Given $X_1, \dots , X_{81}$ iid random variables with mean $54$ and variance $225$, find the possible difference between the sample mean and the population mean with a probability of at least $0.75$. Then $E(\bar X) = 54$ and $Var(\bar X) = 25/9$
Chebyshev: $$P(|\bar X -54| \geq 5k/3) \leq 1/k^2$$ $$ P(|\bar X -54| \leq 5k/3) \geq 1- 1/k^2 = 0.75$$ Then $k=2$ and thus $5k/3$ = $3.\bar 3$. And so the difference between the sample mean and population mean with a probability of at least $0.75$ is $3.33$.
CLT: $$P(|\bar X -54| \leq K) \geq 0.75$$ $$P(|Z| \leq 9K/(5/3)) \geq 0.75$$ $$\Phi(9K/(5/3)) \geq 0.875$$ $$9K/(5/3) = 1.15$$ $$K=0.213$$
The provided answers are $0.0926$ and $1.92$ respectively.

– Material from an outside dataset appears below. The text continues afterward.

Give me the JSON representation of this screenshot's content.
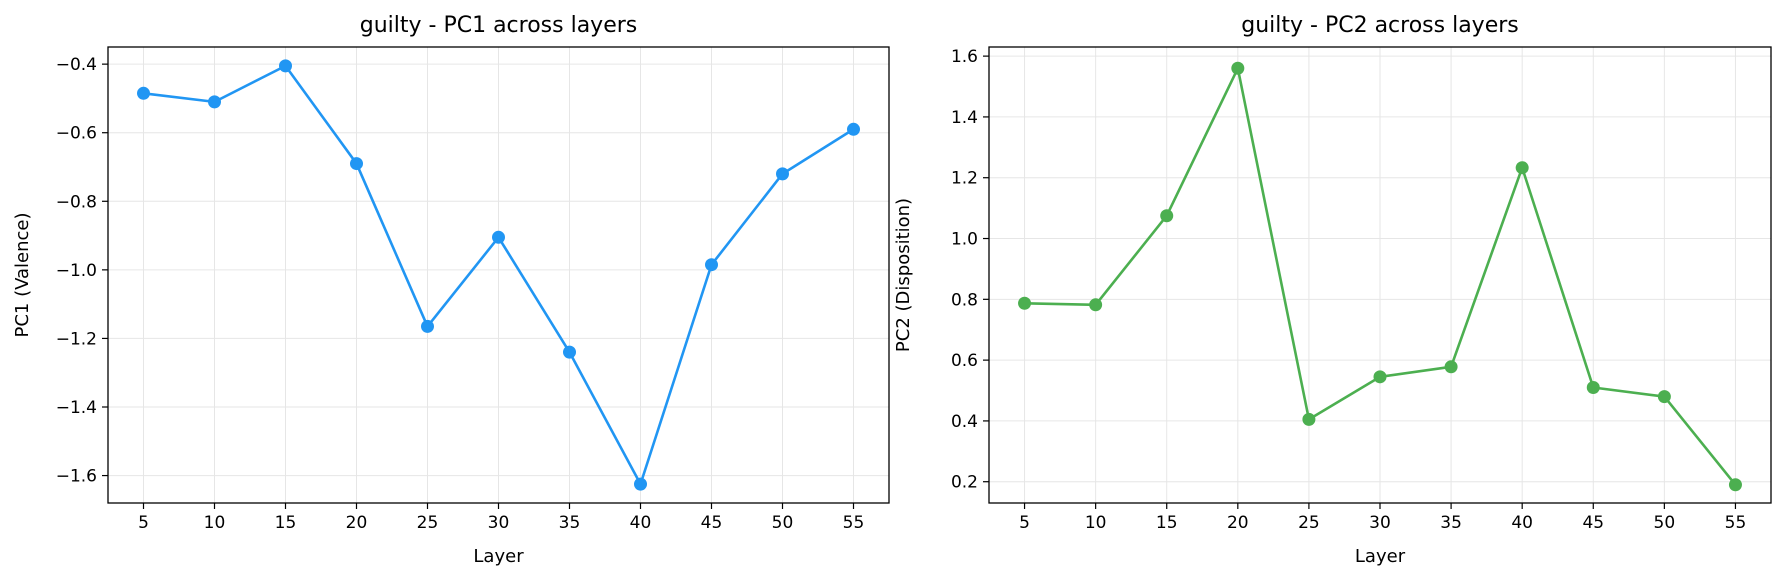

Could someone point out where my mistakes are?
As a commenter noted, your only problem with the second one is you have an extra $9$: you already took care of the $9$ when you divided by $81$ in your computation of the variance so don't need to put it in again.
Your first answer is correct: Chebyshev says there's $75\%$ chance of being less than two standard deviations away and two standard deviations is $10/3.$ $0.0926$ doesn't remotely make sense and I suspect either you are mistakenly reading an answer to a different question or they have mistakenly written down the answer to another question where the answer to this one should be.